Release Date: May 29
Director: Matt Tyrnauer

Cinematography: Tom Hurwitz

Studio/Run Time: Acolyte Films, 96 mins.

Film about legendary designer is a promising debut

Vanity Fair writer and Editor-at-Large Matt Tyrnauer’s first documentary Valentino: The Last Emperor traces the famed Italian designer as he debuts a new collection in Paris, plans his 45th anniversary party in Rome and deals with the vicissitudes that inevitably come with handing one’s life’s work over to a 21st century multinational corporation. At his side every step of the way is his longtime business partner (and life partner) Giancarlo Giammetti, adding a poignant note of family drama to the film.

The film is visually dazzling, as Valentino’s world is the world of a man unabashedly in love with beauty, and Tyrnauer wisely gives Tom Hurwitz’s lush visuals sufficient room to breathe, lingering over architecture, furnishings, sets and, of course, those incomparable dresses. The majestic score, appropriately enough, is largely drawn from classics by Nino Rota, Fellini’s favorite and the patron saint of Italian film composers. It’s fascinating to see Valentino’s seamstresses (whom he calls “the girls,” although many of them are grandmothers) work. And there’s an elegiac element here, as Valentino is the last of the la dolce vita lions, a man of authentic couture somewhat out of time in an era of mass-produced “high fashion.”

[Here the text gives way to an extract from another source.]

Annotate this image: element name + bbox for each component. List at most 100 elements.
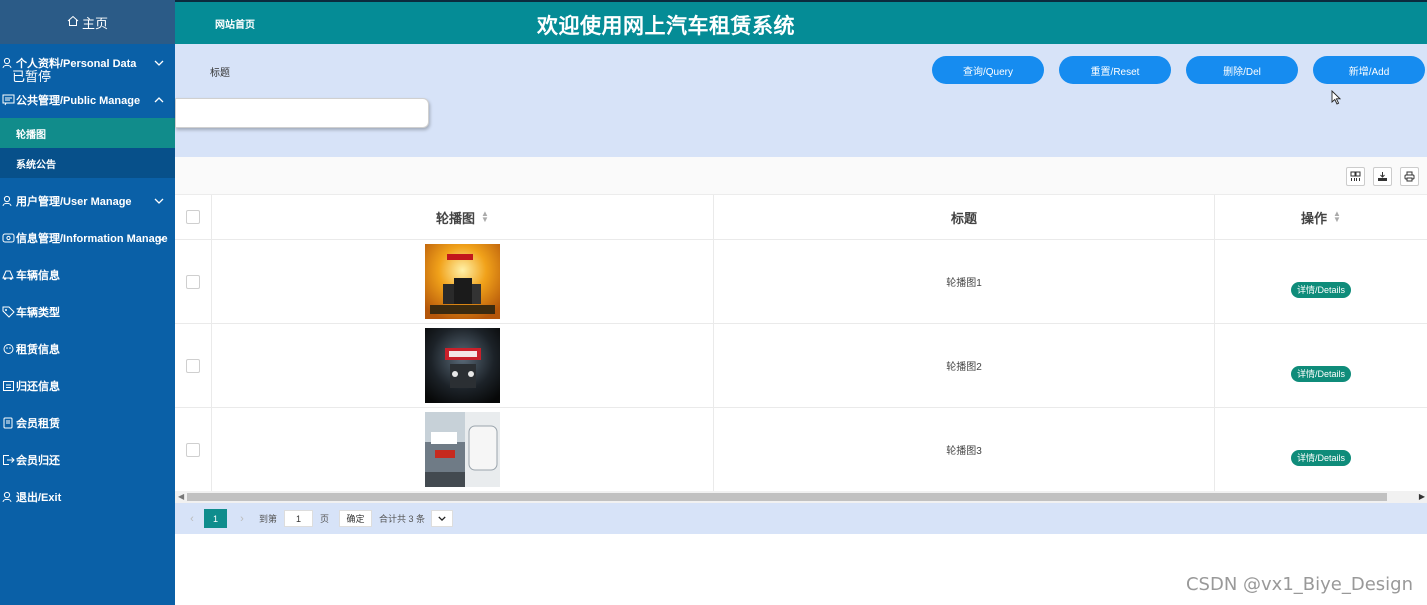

The whole thing would be compelling enough as a fascinating study of that world. But despite all its spectacle, at its true heart the film is simply a love story, an exploration of the unique and complicated relationship between its two protagonists. As Giancarlo Giammetti himself declares, “This isn’t a story about fashion or about money. It’s a story about love.” Valentino’s success would have been inconceivable without not only Giammetti’s steering of the business, but also his unwavering—and sometimes seemingly unappreciated—love. In his acceptance speech of the French Legion d’Honeur, Valentino reaches Giammetti in his list of acknowledgments and very nearly breaks down. It’s a telling moment for a man who has seemed petulant and difficult (though elegantly so, as always) for much of the film.